Plt Kepala Inspektorat Siantar, Eka Hendra, mengatakan, pihaknya hanya sebatas melakukan pendampingan terhadap audit yang dilakukan BPK.

"Kemarin itu, kami hanya melakukan pendampingan. Hasilnya kami gak bisa campuri, dan hasilnya (audit) gak dikasih tau," kata Eka, saat dihubungi wartawan, Jumat (1/2/2019).

Eka menambahkan, Tim BPK meminta pendampingan dari Inspektorat. Misalnya, jelas dia, memberitahukan dimana tempat atau lokasi yang ingin didatangi oleh BPK.

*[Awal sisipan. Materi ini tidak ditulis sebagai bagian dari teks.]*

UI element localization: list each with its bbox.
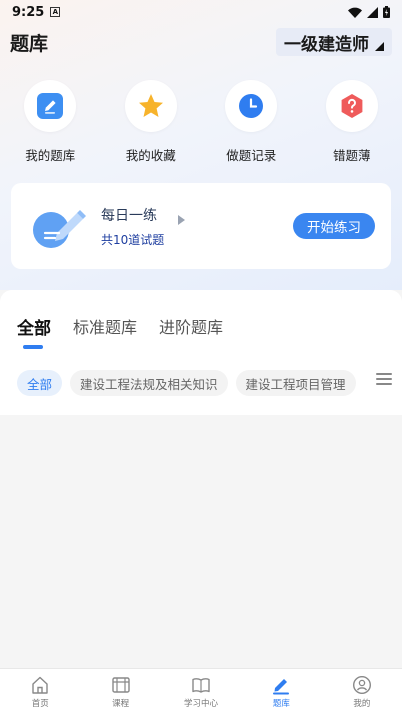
- quick-label: 做题记录: [226, 148, 277, 163]
- daily-practice-card: 每日一练 共10道试题 开始练习: [11, 183, 391, 269]
- bank-tabs: 全部 标准题库 进阶题库: [17, 314, 223, 349]
- bottom-tab-bar: 首页 课程 学习中心 题库 我的: [0, 668, 402, 714]
- tabbar-label: 我的: [353, 699, 371, 709]
- tabbar-courses[interactable]: 课程: [80, 669, 160, 714]
- notification-icon: A: [50, 7, 61, 17]
- tab-advanced[interactable]: 进阶题库: [159, 314, 223, 339]
- user-icon: [352, 675, 371, 695]
- quick-icon-circle: [124, 80, 177, 132]
- quick-practice-history[interactable]: 做题记录: [201, 80, 302, 170]
- edit-icon: [273, 679, 290, 695]
- star-icon: [138, 94, 163, 117]
- status-bar: 9:25 A: [0, 0, 402, 24]
- tabbar-question-bank[interactable]: 题库: [241, 669, 321, 714]
- chip-project-management[interactable]: 建设工程项目管理: [235, 370, 356, 396]
- tabbar-learning-center[interactable]: 学习中心: [161, 669, 241, 714]
- dropdown-corner-icon: [375, 41, 384, 51]
- page-title: 题库: [10, 32, 49, 55]
- pencil-icon: [37, 93, 64, 119]
- tab-all[interactable]: 全部: [17, 314, 51, 349]
- app-header: 题库 一级建造师: [0, 26, 402, 58]
- daily-question-count: 共10道试题: [101, 232, 165, 247]
- daily-practice-icon: [33, 210, 86, 248]
- quick-icon-circle: [225, 80, 278, 132]
- clock-icon: [239, 94, 264, 118]
- question-bank-panel: 全部 标准题库 进阶题库 全部 建设工程法规及相关知识 建设工程项目管理: [0, 290, 402, 415]
- video-icon: [111, 677, 130, 693]
- exam-level-select[interactable]: 一级建造师: [276, 28, 392, 56]
- menu-list-icon[interactable]: [376, 372, 392, 386]
- tabbar-profile[interactable]: 我的: [322, 669, 402, 714]
- quick-label: 我的收藏: [125, 148, 176, 163]
- signal-icon: [367, 6, 378, 18]
- quick-wrong-questions[interactable]: 错题薄: [302, 80, 402, 170]
- quick-label: 错题薄: [332, 148, 371, 163]
- tab-standard[interactable]: 标准题库: [73, 314, 137, 339]
- quick-label: 我的题库: [25, 148, 76, 163]
- wifi-icon: [348, 7, 362, 18]
- quick-icon-circle: [24, 80, 77, 132]
- quick-icon-circle: [325, 80, 378, 132]
- tabbar-label: 课程: [112, 699, 130, 709]
- tabbar-label: 题库: [272, 699, 290, 709]
- book-icon: [192, 678, 210, 693]
- daily-title: 每日一练: [101, 207, 157, 224]
- play-arrow-icon: [178, 215, 186, 225]
- tabbar-label: 首页: [31, 699, 49, 709]
- question-icon: [341, 94, 363, 118]
- start-practice-button[interactable]: 开始练习: [293, 213, 375, 239]
- quick-my-favorites[interactable]: 我的收藏: [101, 80, 202, 170]
- home-icon: [32, 676, 48, 694]
- tabbar-label: 学习中心: [184, 699, 219, 709]
- subject-chips: 全部 建设工程法规及相关知识 建设工程项目管理: [17, 370, 377, 396]
- battery-icon: [383, 6, 390, 18]
- exam-level-label: 一级建造师: [284, 34, 369, 55]
- chip-all[interactable]: 全部: [17, 370, 63, 396]
- quick-my-questions[interactable]: 我的题库: [0, 80, 101, 170]
- chip-regulations[interactable]: 建设工程法规及相关知识: [70, 370, 228, 396]
- quick-actions: 我的题库 我的收藏 做题记录 错题薄: [0, 80, 402, 170]
- status-time: 9:25: [12, 4, 45, 20]
- tabbar-home[interactable]: 首页: [0, 669, 80, 714]
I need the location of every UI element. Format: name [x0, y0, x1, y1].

"Misal orang itu ke Rumah Sakit Djasamen, kemudian kita dampingi ke Djasamen. Kita panggil dirutnya, sama jajarannya kemudian orang itu (BPK) lah memeriksa. Jadi kita gak tau hasilnya," jelasnya.

Audit yang dilakukan BPK di Kota Siantar, kata Eka, berlangsung selama 30 hari dari tanggal 14 Januari 2019, dan berakhir pada bulan ini. Pemeriksaan yang dilakukan, bukan hanya proyek tugu Sang Nauluh oleh Dinas PUPR.

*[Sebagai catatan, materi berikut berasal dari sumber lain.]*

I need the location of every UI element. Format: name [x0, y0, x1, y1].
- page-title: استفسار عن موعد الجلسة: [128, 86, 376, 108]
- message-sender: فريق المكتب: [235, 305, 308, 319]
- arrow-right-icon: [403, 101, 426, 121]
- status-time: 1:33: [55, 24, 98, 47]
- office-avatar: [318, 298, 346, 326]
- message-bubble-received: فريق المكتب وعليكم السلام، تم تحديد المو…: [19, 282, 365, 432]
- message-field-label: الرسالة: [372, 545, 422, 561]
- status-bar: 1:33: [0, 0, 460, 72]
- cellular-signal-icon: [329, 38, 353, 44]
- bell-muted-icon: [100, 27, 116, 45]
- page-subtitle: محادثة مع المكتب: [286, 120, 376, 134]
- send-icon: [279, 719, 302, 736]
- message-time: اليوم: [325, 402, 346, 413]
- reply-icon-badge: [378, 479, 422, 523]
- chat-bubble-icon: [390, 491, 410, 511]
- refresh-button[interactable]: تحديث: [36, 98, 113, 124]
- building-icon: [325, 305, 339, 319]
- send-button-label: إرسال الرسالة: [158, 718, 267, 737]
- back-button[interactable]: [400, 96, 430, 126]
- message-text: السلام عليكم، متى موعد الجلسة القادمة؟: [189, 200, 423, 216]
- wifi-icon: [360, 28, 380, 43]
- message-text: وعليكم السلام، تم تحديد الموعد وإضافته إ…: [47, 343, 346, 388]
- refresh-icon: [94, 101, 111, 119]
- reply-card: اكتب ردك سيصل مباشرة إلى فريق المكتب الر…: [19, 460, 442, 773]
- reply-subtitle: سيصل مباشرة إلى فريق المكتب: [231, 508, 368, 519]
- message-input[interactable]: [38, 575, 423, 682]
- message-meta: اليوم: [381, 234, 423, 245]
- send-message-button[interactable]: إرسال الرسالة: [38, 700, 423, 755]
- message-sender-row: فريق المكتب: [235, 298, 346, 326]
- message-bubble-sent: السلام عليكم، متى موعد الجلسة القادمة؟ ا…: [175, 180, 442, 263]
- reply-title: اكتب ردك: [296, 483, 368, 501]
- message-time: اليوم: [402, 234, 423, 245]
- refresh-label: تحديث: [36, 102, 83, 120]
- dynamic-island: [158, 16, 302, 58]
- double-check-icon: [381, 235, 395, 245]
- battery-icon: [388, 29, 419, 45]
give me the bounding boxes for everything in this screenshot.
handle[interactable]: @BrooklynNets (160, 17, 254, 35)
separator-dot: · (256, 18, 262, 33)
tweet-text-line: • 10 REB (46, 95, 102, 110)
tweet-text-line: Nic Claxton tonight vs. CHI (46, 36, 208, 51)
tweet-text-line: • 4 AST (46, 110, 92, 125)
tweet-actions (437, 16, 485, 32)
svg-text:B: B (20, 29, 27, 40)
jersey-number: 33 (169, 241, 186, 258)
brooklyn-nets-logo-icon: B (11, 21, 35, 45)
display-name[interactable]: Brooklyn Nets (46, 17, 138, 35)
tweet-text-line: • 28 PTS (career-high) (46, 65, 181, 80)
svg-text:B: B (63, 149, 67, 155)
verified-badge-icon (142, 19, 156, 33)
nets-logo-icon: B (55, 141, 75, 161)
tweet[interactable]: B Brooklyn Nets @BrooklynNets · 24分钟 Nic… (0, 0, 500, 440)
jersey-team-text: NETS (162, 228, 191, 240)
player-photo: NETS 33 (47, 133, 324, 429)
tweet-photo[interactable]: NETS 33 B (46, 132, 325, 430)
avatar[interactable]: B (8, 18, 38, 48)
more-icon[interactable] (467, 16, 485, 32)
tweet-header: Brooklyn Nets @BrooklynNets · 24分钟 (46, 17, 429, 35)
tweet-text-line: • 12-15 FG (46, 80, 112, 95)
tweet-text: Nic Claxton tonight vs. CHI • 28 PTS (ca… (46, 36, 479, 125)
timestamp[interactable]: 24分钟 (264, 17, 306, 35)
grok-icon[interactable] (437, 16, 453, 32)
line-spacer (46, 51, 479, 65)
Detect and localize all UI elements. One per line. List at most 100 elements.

"Pemeriksaan (BPK) yang sekarang ini hanya pendahuluan. Kemudian hasil pemeriksaan itu, nanti mereka akan lakukan pemeriksaan lagi," paparnya.

Baca juga: Somasi Proyek Tugu Raja Sang Naualuh Diterima Pemko, Ini Penjelasan Kabag Hukum

Berita sebelumnya, BPK masih melakukan audit terhadap penggunaan anggaran APBD TA 2018 senilai Rp.1,8 Milyar untuk pembangunan pondasi dan pelataran tugu Raja Sang Naualuh, di lapangan H. Adam Malik.

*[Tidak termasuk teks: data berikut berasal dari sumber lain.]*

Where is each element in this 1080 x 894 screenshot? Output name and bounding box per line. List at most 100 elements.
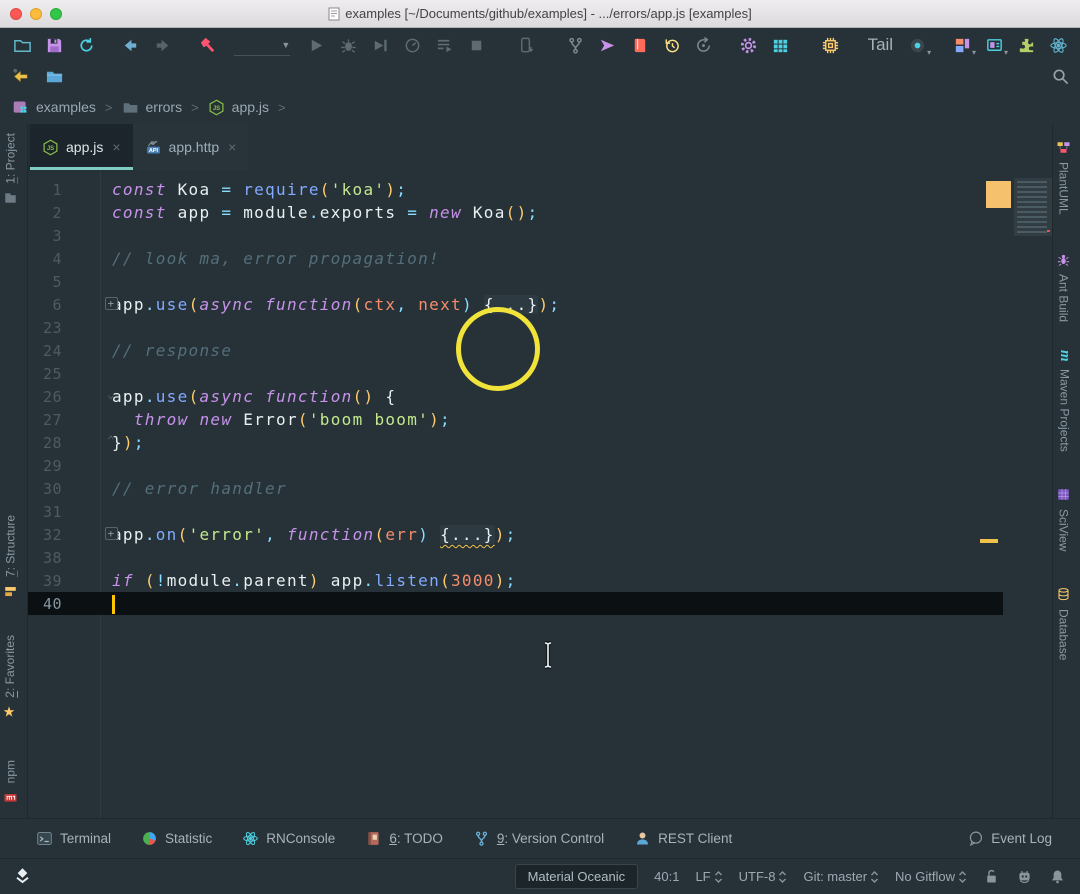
sidebar-item-structure[interactable]: 7: Structure <box>3 515 18 599</box>
screens-icon[interactable]: ▾ <box>950 33 976 57</box>
minimap[interactable] <box>986 178 1052 236</box>
line-number[interactable]: 2 <box>28 204 62 222</box>
run-buffered-icon[interactable] <box>432 33 456 57</box>
code-line[interactable]: 32 + app.on('error', function(err) {...}); <box>28 523 1052 546</box>
line-number[interactable]: 23 <box>28 319 62 337</box>
sidebar-item-favorites[interactable]: ★ 2: Favorites <box>2 635 18 721</box>
code-line[interactable]: 4 // look ma, error propagation! <box>28 247 1052 270</box>
notifications-bell-icon[interactable] <box>1049 868 1066 885</box>
code-line[interactable]: 1 const Koa = require('koa'); <box>28 178 1052 201</box>
cpu-chip-icon[interactable] <box>819 33 843 57</box>
line-number[interactable]: 28 <box>28 434 62 452</box>
tab-app-js[interactable]: JS app.js × <box>30 124 133 170</box>
breadcrumb-item-project[interactable]: examples <box>12 99 96 116</box>
sidebar-item-project[interactable]: 1: Project <box>3 133 18 206</box>
code-line[interactable]: 40 <box>28 592 1052 615</box>
code-line[interactable]: 6 + app.use(async function(ctx, next) {...… <box>28 293 1052 316</box>
gitflow-select[interactable]: No Gitflow <box>895 869 967 884</box>
code-line[interactable]: 39 if (!module.parent) app.listen(3000); <box>28 569 1052 592</box>
line-number[interactable]: 5 <box>28 273 62 291</box>
robot-icon[interactable] <box>1016 868 1033 885</box>
monitor-db-icon[interactable]: ▾ <box>982 33 1008 57</box>
grid-icon[interactable] <box>769 33 793 57</box>
theme-popup[interactable]: Material Oceanic <box>514 864 639 889</box>
record-icon[interactable]: ▾ <box>905 33 931 57</box>
sidebar-item-plantuml[interactable]: PlantUML <box>1056 140 1071 215</box>
code-line[interactable]: 29 <box>28 454 1052 477</box>
run-config-select[interactable]: ▼ <box>233 34 291 56</box>
save-all-icon[interactable] <box>42 33 66 57</box>
line-number[interactable]: 1 <box>28 181 62 199</box>
code-line[interactable]: 24 // response <box>28 339 1052 362</box>
sidebar-item-database[interactable]: Database <box>1056 587 1071 660</box>
code-line[interactable]: 31 <box>28 500 1052 523</box>
blue-folder-icon[interactable] <box>42 64 66 88</box>
line-number[interactable]: 30 <box>28 480 62 498</box>
forward-icon[interactable] <box>151 33 175 57</box>
line-separator-select[interactable]: LF <box>695 869 722 884</box>
plugin-puzzle-icon[interactable] <box>1014 33 1038 57</box>
toolwindow-rnconsole[interactable]: RNConsole <box>242 830 335 847</box>
code-line[interactable]: 23 <box>28 316 1052 339</box>
code-line[interactable]: 25 <box>28 362 1052 385</box>
toolwindow-version-control[interactable]: 9: Version Control <box>473 830 604 847</box>
attach-device-icon[interactable] <box>514 33 538 57</box>
editor[interactable]: 1 const Koa = require('koa'); 2 const app =… <box>28 170 1052 818</box>
run-with-coverage-icon[interactable] <box>368 33 392 57</box>
code-line[interactable]: 30 // error handler <box>28 477 1052 500</box>
toolwindow-event-log[interactable]: Event Log <box>967 830 1052 847</box>
line-number[interactable]: 31 <box>28 503 62 521</box>
code-line[interactable]: 2 const app = module.exports = new Koa(); <box>28 201 1052 224</box>
reader-book-icon[interactable] <box>628 33 652 57</box>
line-number[interactable]: 24 <box>28 342 62 360</box>
profiler-icon[interactable] <box>400 33 424 57</box>
tab-app-http[interactable]: API app.http × <box>132 124 249 170</box>
git-branch-icon[interactable] <box>564 33 588 57</box>
sidebar-item-maven-projects[interactable]: m Maven Projects <box>1056 350 1073 451</box>
toolwindow-rest-client[interactable]: REST Client <box>634 830 732 847</box>
fold-expand-icon[interactable]: + <box>105 527 118 540</box>
code-line[interactable]: 3 <box>28 224 1052 247</box>
minimap-viewport[interactable] <box>986 181 1011 208</box>
yellow-back-arrow-icon[interactable] <box>8 64 32 88</box>
line-number[interactable]: 32 <box>28 526 62 544</box>
back-icon[interactable] <box>119 33 143 57</box>
close-icon[interactable]: × <box>228 139 236 155</box>
settings-gear-icon[interactable] <box>737 33 761 57</box>
rollback-icon[interactable] <box>692 33 716 57</box>
open-folder-icon[interactable] <box>10 33 34 57</box>
caret-position[interactable]: 40:1 <box>654 869 679 884</box>
encoding-select[interactable]: UTF-8 <box>739 869 788 884</box>
local-history-icon[interactable] <box>660 33 684 57</box>
line-number[interactable]: 40 <box>28 595 62 613</box>
warning-stripe-mark[interactable] <box>980 539 998 543</box>
line-number[interactable]: 25 <box>28 365 62 383</box>
git-branch-select[interactable]: Git: master <box>803 869 879 884</box>
search-icon[interactable] <box>1048 64 1072 88</box>
tool-window-layers-icon[interactable] <box>14 868 31 885</box>
code-line[interactable]: 26 ⌄ app.use(async function() { <box>28 385 1052 408</box>
line-number[interactable]: 39 <box>28 572 62 590</box>
code-line[interactable]: 38 <box>28 546 1052 569</box>
sidebar-item-sciview[interactable]: SciView <box>1056 487 1071 551</box>
toolwindow-todo[interactable]: 6: TODO <box>365 830 443 847</box>
code-line[interactable]: 5 <box>28 270 1052 293</box>
send-icon[interactable] <box>596 33 620 57</box>
toolwindow-terminal[interactable]: Terminal <box>36 830 111 847</box>
code-line[interactable]: 27 throw new Error('boom boom'); <box>28 408 1052 431</box>
unlock-icon[interactable] <box>983 868 1000 885</box>
line-number[interactable]: 29 <box>28 457 62 475</box>
line-number[interactable]: 4 <box>28 250 62 268</box>
breadcrumb-item-folder[interactable]: errors <box>122 99 182 116</box>
synchronize-icon[interactable] <box>74 33 98 57</box>
line-number[interactable]: 27 <box>28 411 62 429</box>
fold-collapse-icon[interactable]: ⌃ <box>105 434 118 448</box>
close-icon[interactable]: × <box>112 139 120 155</box>
react-atom-icon[interactable] <box>1046 33 1070 57</box>
line-number[interactable]: 38 <box>28 549 62 567</box>
folded-region[interactable]: {...} <box>440 525 495 544</box>
debug-icon[interactable] <box>336 33 360 57</box>
fold-collapse-icon[interactable]: ⌄ <box>105 388 118 402</box>
sidebar-item-ant-build[interactable]: Ant Build <box>1056 252 1071 322</box>
breadcrumb-item-file[interactable]: JS app.js <box>208 99 269 116</box>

Informasi itu disampaikan Pejabat Pembuat Komitmen (PPK) Dinas PUPR, Henry J Musa Silalahi saat ditemui di kantornya. "Masih dilakukan audit," kata Musa, Selasa (22/1/2019) siang.

Ia mengatakan, BPK Pemprovsu sedang melakukan audit terkait pembangunan itu. Audit tersebut dilakukan dalam waktu satu bulan. " BPK lagi disini, kayaknya satu bulan itu (audit)," sambungnya.